Me llama la atención, cuando estoy como consultora en algún proceso de conversación estratégica, la gran dificultad que tenemos para hacer preguntas desprevenidas, que demuestren interés genuino por saber qué es lo que el otro está viendo diferente a mí; en cambio de eso nos paramos en nuestros argumentos para tratar de demostrarle al otro que está equivocado. Si estamos pensando que la innovación es un elemento importante en el desarrollo de nuestra ciudad, vamos a necesitar dejar a un lado nuestra necesidad de tener siempre la respuesta a la mano, de decirle a los otros lo que deben hacer, de tener la mejor solución, para empezar a reconocer que tal vez hay otros que tienen otras respuestas, igualmente valiosas y probablemente mucho mejores que las nuestras. Recuerdo la frase del antropólogo francés Claude Lévi Strauss ‘sabio no es el hombre que proporciona las respuestas verdaderas, es el que formula las preguntas verdaderas´.

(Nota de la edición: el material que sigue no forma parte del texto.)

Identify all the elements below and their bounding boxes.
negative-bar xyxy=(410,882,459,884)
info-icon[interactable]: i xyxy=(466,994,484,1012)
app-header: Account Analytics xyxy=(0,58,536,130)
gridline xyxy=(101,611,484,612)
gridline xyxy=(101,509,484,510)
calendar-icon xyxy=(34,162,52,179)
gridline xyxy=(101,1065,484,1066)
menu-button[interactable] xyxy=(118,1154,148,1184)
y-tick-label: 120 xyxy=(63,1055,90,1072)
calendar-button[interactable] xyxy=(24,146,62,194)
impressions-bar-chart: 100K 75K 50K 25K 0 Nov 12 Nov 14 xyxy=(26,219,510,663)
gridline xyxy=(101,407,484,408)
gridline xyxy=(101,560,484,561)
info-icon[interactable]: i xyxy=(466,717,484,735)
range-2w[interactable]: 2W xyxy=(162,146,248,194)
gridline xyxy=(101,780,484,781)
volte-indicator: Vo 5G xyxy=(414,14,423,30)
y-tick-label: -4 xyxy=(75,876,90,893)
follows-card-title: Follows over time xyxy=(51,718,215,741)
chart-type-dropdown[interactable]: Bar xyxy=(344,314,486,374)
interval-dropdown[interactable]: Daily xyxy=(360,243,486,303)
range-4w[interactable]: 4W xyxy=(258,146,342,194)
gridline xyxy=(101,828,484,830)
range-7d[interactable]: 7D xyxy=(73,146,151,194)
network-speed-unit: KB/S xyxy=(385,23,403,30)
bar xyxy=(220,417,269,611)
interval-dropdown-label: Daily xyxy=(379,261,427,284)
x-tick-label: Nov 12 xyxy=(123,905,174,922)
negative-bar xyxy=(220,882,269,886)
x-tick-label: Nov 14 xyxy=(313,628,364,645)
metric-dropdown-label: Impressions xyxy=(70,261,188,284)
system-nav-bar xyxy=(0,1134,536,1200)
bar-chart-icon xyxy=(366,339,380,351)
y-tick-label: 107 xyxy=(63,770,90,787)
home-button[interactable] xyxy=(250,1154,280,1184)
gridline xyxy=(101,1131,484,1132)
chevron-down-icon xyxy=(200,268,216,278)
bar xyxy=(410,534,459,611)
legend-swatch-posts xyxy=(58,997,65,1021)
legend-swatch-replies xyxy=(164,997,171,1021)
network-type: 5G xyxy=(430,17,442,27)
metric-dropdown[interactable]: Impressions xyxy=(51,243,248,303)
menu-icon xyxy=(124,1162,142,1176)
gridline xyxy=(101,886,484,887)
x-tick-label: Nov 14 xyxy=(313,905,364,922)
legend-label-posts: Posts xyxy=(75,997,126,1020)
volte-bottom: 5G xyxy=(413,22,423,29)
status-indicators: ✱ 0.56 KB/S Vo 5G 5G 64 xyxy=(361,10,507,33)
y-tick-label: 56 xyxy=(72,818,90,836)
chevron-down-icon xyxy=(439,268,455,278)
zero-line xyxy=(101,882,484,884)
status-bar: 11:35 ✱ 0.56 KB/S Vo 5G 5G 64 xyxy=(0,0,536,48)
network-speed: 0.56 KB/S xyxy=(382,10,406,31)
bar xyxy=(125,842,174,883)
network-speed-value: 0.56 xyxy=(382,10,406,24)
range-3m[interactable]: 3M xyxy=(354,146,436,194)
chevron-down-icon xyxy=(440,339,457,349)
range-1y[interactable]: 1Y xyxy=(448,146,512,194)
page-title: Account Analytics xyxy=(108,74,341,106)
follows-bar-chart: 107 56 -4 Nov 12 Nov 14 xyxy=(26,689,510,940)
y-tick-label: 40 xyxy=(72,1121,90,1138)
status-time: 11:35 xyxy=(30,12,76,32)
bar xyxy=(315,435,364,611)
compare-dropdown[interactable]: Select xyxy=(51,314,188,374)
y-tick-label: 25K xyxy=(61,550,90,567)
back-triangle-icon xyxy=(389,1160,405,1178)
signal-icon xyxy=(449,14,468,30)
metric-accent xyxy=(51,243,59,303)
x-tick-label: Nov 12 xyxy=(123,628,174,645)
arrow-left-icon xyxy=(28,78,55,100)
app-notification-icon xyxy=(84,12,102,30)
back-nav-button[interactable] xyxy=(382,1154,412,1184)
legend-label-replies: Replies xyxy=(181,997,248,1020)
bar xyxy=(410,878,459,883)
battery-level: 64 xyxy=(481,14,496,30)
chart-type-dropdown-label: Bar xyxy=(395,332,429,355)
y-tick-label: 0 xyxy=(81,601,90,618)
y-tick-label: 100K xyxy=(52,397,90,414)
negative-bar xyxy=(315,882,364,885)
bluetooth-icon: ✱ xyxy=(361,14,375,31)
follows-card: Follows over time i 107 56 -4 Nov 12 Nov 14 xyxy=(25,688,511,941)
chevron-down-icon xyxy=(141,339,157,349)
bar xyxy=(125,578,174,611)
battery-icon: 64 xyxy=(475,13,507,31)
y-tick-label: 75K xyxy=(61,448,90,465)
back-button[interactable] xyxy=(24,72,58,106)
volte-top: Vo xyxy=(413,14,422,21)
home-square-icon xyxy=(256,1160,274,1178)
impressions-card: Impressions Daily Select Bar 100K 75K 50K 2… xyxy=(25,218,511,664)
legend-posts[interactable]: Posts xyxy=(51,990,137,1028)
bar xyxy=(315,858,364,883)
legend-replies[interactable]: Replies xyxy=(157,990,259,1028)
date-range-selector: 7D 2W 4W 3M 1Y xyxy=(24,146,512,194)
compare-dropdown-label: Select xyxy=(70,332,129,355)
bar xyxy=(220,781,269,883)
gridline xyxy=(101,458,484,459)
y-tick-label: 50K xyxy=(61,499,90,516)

¿Qué pasaría si por un momento nos quitáramos el vestido de adultos y trajéramos a nuestra vida ese niño(a) inquieto(a) y curioso(a) que se divierte preguntando y que no tiene que cuidar su imagen para aparentar que sabe mucho? ¿Qué pasaría si no tuviéramos que demostrarle nada a nadie y pudiéramos aventurarnos como exploradores a descubrir nuevas oportunidades? ¿Cuáles son las preguntas que le gustaría hacer y explorar incansablemente? Puede que no encuentre las respuestas a todas sus preguntas y tal vez ese es el secreto, seguir preguntando, cambiar las preguntas, mirarlo desde distintos ángulos, permitirse estar perdido un rato como ese niño(a) explorador(a) que alguna vez fue.